Un nuovo prodotto è in arrivo a Casa Toso, uno Champagne, che porterà nuovo interesse a favore dell’azienda di Cossano Belbo e ne confermerà la spiccata vocazione per la produzione di spumanti. Sarà lo Champagne Cattier, una Maison prestigiosa con sede a Chigny Les Roses, una ventina di chilometri dalla città di Reims, capitale della prestigiosa regione francese dei “vins mousseux”. La notizia permette un significativo collegamento con il “tourniquet”, un attrezzo - di origine Champagne - presente da tempo nelle sale dell’Enomuseo Toso, a Cossano Belbo.
La vicenda dello spumante qui ha uno spazio speciale, con il racconto della produzione nei decenni passati, quando la manualità era protagonista assoluta. In fondo alla prima sala del Museo, dopo il “tavolo dell’erborista”, c’è la sequenza delle attrezzature che le case spumantistiche usavano per compiere il ciclo produttivo dello spumante. Le bottiglie – che di solito venivano riutilizzate - erano lavate e messe a scolare su apposite rastrelliere. Al momento giusto, iniziava il procedimento con l’imbottigliamento del vino base spumante preparato per la rifermentazione. Prima della seconda guerra mondiale, la chiusura si faceva con il tappo di sughero ancorato da una sorta di “graffetta” posizionata a cavallo del tappo. Dopo la guerra, per un certo periodo, la chiusura di fermentazione veniva garantita da due tappi: il tappo “bidule”, in materiale plastico e subito a contatto con il vino, finalizzato a raccogliere il deposito dovuto alla rifermentazione e il tappo corona, con la funzione di ancorare la chiusura alla bottiglia. Ma la parte più affascinante era la sboccatura o dégorgement per dirla alla francese. Quando il vino aveva terminato la rifermentazione, il passaggio sulla pupitre consentiva di portare i sedimenti in punta alla bottiglia. Per eliminare il sedimento si procedeva in due modi: con il congelamento del collo della bottiglia oppure “alla volée”, vale a dire senza l’utilizzazione di alcun intervento di congelamento. Nel caso della volée, la bottiglia veniva orientata in diagonale dal basso all’alto verso una mezza botte di legno che doveva fermare il tappo espulso dalla pressione interna alla bottiglia. Liberato dell’ancoraggio della gabbietta, il tappo partiva e, a questo punto, la bottiglia veniva in fretta posta sul “tourniquet” (girandola), un attrezzo a beccucci che oggi ricorderebbe una riempitrice rotante.

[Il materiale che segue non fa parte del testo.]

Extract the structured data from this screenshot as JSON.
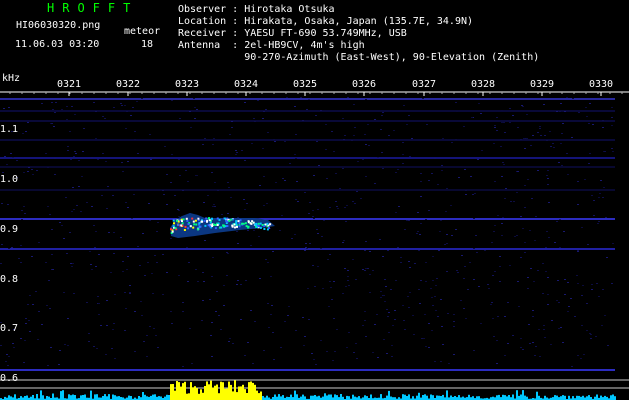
{
  "app": {
    "title": "HROFFT"
  },
  "file": {
    "name": "HI06030320.png",
    "datetime": "11.06.03 03:20"
  },
  "meteor": {
    "label": "meteor",
    "count": "18"
  },
  "station": {
    "observer": "Observer : Hirotaka Otsuka",
    "location": "Location : Hirakata, Osaka, Japan (135.7E, 34.9N)",
    "receiver": "Receiver : YAESU FT-690 53.749MHz, USB",
    "antenna": "Antenna  : 2el-HB9CV, 4m's high",
    "antenna_detail": "           90-270-Azimuth (East-West), 90-Elevation (Zenith)"
  },
  "axes": {
    "unit": "kHz",
    "time_ticks": [
      "0321",
      "0322",
      "0323",
      "0324",
      "0325",
      "0326",
      "0327",
      "0328",
      "0329",
      "0330"
    ],
    "freq_ticks": [
      "1.1",
      "1.0",
      "0.9",
      "0.8",
      "0.7",
      "0.6"
    ]
  },
  "colors": {
    "background": "#000000",
    "title": "#00ff00",
    "grid": "#1a1a8c",
    "bright_line": "#3b3bff",
    "bars": "#00c8ff",
    "bars_highlight": "#ffff00"
  }
}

L’uso del “tourniquet” era strategico: stabilizzava la spuma e impediva la fuoriuscita di vino dalla bottiglia. Tutto ciò avveniva con grande rapidità e molta destrezza da parte dell’operatore. A questo punto, si rabboccava la bottiglia. In origine, questo era fatto con il medesimo vino prelevato da altre bottiglie appartenenti alla stessa partita. Solo in tempi successivi si è passati alla “liqueur d’expédition”, una miscela di vino e altre bevande capace di meglio caratterizzare lo stile della Casa. La chiusura della bottiglia con sughero a fungo e l’applicazione della gabbietta completavano anche allora le operazione. Le bottiglie finivano nei gabbioni per l’affinamento, almeno tre mesi prima di applicare l’etichetta e avviare la bottiglia al mercato. Come si può constatare, il meccanismo non è diverso dall’attuale: ciò oggi che è cambiato è il supporto della tecnologia, che ha reso più facile e meno onerosa questa attività.
La presenza di tutto questo percorso produttivo nell’Enomuseo Toso è un modo concreto per ricordare a tutti da dove siamo partiti e quali risultati sono stati ottenuti.